Historic drama is a hair-raising affair
iT didn’t really matter that the love interest in the first episode had a blonde bob. (Apparently, bobs didn’t appear on young lady’s heads until the Flappers of the Twenties, and this series is set in the build-up to the First World War.)
What did matter, however, was that the opener of this flagship five-part drama was characterised by unconvincing performances, a lack of narrative and an even greater lack of believability in the characters.
So why offer it up as a Tv highlight? Well, episode two has to be watched if only to see it if will improve, in the hope viewers, i.e., me, get some sense of the chronology of this tale of the emotionally repressed Christopher Tietjens (Benedict Cumberbatch).
We’d also like some understanding of how this straight-laced intellectual not only managed to get up to rumpy pumpy on a train moments after meeting the wild and weird Sylvia (Rebecca Hall) – but then went on to marry her.
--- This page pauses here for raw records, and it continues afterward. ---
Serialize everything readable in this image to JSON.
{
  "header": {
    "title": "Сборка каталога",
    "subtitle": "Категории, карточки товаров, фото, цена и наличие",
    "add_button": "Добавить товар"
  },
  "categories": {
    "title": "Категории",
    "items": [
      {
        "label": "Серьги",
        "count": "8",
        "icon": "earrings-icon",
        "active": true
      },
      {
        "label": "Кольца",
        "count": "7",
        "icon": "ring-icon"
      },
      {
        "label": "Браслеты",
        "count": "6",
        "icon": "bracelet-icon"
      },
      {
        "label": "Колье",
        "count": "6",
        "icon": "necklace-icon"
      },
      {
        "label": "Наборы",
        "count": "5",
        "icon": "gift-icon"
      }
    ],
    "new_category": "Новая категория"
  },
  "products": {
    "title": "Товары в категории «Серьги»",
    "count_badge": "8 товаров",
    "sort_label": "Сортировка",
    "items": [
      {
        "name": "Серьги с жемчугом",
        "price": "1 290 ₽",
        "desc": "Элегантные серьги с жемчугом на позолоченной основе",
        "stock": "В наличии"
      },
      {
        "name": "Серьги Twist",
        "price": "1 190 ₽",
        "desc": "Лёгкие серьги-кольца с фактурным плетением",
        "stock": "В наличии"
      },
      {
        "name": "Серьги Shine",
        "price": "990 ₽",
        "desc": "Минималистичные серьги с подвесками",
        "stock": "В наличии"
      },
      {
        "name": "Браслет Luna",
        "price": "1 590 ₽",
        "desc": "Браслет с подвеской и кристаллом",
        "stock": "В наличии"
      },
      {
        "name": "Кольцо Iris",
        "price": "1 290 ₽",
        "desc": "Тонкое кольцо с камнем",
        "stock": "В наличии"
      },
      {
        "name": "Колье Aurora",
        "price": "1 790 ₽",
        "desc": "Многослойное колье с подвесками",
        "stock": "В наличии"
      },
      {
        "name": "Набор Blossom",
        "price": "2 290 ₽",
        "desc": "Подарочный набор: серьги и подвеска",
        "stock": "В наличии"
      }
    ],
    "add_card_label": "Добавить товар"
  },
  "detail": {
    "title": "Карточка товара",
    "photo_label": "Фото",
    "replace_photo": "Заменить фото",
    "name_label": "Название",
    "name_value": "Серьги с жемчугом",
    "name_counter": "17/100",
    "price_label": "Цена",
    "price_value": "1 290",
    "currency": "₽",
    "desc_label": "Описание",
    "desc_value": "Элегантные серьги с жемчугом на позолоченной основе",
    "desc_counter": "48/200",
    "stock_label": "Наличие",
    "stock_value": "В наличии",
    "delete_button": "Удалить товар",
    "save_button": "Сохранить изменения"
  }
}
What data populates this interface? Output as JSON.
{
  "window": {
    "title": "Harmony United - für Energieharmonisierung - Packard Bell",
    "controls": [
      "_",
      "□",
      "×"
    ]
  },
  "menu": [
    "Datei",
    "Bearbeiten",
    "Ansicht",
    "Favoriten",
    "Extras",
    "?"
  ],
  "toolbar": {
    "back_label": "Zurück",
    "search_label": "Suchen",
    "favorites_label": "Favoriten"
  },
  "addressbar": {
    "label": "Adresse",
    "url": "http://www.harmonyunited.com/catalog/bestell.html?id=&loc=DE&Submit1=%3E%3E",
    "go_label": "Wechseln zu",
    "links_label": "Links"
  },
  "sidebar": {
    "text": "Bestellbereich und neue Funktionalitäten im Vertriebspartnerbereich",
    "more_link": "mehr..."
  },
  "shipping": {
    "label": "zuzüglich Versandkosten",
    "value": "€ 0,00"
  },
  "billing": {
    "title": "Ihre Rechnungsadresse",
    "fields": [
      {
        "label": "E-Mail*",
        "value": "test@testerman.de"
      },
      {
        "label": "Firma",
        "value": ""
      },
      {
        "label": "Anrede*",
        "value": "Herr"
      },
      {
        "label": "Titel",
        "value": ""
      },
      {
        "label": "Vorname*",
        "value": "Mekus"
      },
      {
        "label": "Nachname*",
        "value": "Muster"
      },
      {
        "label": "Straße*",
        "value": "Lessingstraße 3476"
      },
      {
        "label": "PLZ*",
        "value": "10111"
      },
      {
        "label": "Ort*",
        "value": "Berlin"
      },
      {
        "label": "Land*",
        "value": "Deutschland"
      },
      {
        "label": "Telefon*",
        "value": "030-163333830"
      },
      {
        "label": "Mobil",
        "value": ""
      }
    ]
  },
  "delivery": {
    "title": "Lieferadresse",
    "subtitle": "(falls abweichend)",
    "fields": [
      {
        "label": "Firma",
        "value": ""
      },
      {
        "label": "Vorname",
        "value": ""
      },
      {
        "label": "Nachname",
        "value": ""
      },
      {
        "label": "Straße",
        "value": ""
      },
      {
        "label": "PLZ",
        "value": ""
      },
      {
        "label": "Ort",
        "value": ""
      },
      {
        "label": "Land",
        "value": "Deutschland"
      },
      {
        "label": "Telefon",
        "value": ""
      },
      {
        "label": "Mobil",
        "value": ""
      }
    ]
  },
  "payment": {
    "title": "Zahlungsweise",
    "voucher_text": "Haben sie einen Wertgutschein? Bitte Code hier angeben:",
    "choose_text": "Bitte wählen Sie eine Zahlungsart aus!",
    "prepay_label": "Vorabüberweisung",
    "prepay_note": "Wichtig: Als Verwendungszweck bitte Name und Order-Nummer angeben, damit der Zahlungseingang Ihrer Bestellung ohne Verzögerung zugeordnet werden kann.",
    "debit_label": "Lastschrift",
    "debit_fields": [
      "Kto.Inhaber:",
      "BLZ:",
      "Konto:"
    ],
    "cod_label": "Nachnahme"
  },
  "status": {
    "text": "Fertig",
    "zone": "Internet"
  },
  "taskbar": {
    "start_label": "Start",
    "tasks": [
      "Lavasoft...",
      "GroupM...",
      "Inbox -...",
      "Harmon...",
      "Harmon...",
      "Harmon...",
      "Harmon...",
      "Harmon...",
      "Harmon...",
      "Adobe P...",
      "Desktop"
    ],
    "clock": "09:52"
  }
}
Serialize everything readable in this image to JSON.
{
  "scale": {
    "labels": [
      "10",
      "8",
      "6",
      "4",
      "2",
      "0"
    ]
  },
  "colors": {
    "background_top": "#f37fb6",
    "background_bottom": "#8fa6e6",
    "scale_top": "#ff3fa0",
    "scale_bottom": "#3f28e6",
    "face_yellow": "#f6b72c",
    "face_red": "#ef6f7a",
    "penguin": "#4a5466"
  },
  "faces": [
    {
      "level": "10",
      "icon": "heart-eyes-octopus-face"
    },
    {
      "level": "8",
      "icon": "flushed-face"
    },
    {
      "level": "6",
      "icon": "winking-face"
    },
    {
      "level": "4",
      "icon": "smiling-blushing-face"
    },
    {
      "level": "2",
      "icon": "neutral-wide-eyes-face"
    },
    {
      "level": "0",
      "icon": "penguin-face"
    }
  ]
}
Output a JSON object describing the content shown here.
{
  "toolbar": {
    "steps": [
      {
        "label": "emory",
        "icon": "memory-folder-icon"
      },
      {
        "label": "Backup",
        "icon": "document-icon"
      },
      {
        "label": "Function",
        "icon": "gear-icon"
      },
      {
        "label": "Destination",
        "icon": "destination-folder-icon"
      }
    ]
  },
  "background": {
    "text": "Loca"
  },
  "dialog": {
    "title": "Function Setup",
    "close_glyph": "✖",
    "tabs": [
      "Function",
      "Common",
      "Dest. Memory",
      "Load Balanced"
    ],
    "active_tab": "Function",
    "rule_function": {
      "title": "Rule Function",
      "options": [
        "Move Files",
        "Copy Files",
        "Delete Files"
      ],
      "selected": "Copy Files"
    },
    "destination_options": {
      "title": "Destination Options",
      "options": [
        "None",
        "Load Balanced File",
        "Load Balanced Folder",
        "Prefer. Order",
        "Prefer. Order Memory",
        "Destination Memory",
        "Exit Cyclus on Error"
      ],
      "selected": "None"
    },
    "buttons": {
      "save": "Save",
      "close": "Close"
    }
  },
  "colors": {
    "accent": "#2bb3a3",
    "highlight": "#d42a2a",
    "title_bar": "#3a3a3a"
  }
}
We’d like to discover how this statistical genius can’t count the months from when they met to balance out with the news of her pregnancy.
We need to know if he was captivated by her capriciousness, beguiled by the spell of unavailability she created – or simply prepared to love her unconditionally?
That is, until 15 minutes in, which is when he met his new love, the bold, suffragette with the hair style yet to be invented.
None of it adds up. it seems Sir Tom Stoppard probably wasn’t up to the adaptation (to be fair, he’s had to cram four books into five hours) and it seems no one has been bold enough to tell him so.
Can Cumberbatch come good? Can we begin to care about any of the characters?
Let’s hope so, because you just know the drama cost an awful lot of licence payers’ money to produce.